The Slack documentation discourages the use of attachments given they are now deprecated. Blocks are now the blessed way to send rich message formats to a Slack channel. These are basically JSON objects that need certain fields. Getting the right message formatting was one of the more tedious parts of bot building. Luckily there’s now a Block Kit Builder playground for getting things just right. For the twitter bot, a build_message function parses the tweet object and fills in data for the block. Unfortunately, there didn’t seem to be a way to avoid handling tweet, retweet, and quote tweet formatting all with separate block code.

Control server

One feature I really wanted this bot to have is the ability to update Twitter users and keywords directly from the Slack channel. A simple control server allows the csv files to be updated from Slack via ‘slash commands’. The server listens on a port and writes updated files to the local file system based on the verified commands from Slack³.

The tricky part of allowing slash commands is you’ll need to stop and restart the Tweepy stream every time the users or keywords are updated. This disconnect / clean up / wait / reconnect process we covered a bit in the Streaming section. To trigger the process, there’s a pretty nice file watching package call watchgod based on the watchdog package. It was pretty simple to extended the directory watcher to watch the keyword and user .csv files.

class CSVWatcher(DefaultDirWatcher):
    def should_watch_file(self, entry):
        return entry.name.endswith(('.csv',))

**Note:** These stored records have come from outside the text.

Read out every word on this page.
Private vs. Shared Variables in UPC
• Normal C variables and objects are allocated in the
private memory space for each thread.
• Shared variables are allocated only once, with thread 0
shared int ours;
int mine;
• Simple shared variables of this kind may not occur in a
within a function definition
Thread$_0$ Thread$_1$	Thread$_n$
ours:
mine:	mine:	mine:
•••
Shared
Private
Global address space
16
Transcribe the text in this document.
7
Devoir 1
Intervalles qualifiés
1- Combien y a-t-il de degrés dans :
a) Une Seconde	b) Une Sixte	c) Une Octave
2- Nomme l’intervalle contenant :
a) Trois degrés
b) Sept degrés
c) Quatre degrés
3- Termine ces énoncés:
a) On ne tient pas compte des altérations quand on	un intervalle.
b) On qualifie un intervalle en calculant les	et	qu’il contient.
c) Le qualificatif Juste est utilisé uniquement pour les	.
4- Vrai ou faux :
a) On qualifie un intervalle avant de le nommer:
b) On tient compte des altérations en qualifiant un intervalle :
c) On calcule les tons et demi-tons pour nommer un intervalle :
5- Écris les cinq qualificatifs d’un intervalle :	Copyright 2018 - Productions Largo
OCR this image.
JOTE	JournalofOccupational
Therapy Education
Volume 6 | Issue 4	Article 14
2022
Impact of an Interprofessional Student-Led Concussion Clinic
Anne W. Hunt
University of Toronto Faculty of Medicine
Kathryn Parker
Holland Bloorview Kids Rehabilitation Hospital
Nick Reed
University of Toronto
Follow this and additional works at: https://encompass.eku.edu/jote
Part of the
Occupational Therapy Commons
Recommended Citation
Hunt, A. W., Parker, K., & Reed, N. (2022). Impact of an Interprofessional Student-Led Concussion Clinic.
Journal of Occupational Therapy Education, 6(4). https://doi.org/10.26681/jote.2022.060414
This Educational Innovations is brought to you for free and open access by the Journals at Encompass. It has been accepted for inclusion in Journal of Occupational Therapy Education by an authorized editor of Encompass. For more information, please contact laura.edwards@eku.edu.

When the file watcher sees a file change, it halts the current Tweepy stream and waits ~60 seconds before starting a new one to avoid the Twitter API rate limiting. In the main program, I have something like:

bot_stream = launch_bot()

for changes in watch(os.path.abspath('.'), watcher_cls=CSVWatcher):
    bot_stream = restart_bot(bot_stream)

Final thoughts

For large loads, take a look at the async Slack functions. These are nice if you expect a large volume of tweets and don’t want your code to block. Then again… if all this is going to a Slack channel do you really want multiple messages per second coming to a channel? Here are some straight forward updates you might consider making:

maintain keyword and user files for multiple channels and have a context for each. This would allow the bot to join multiple channels and route certain tweets to certain channels.
write directly to multiple channels

Deploying

If you’re planning to use this bot in ‘production’ I’d recommend the usual security procedures – don’t run as root etc… I have an instance running on DigitalOcean and setup should be relatively painless. You’ll need to open the server control port in your firewall if you’re using one (as you should be). If you expect lots of commands or run the Twitter stream in debug mode for a long time you might consider setting up a wsgi server like waitress or uwsgi, using async functions, and doing log rotation.

It’s interesting to note the Twitter API allows this but the Tweepy implementation does not. ↩
See the feature/queue branch for what I think is a working implementation. This is definitely the way to go if you have a large volume of tweets. ↩
I’d recommend testing and developing this server locally using ngrok. ↩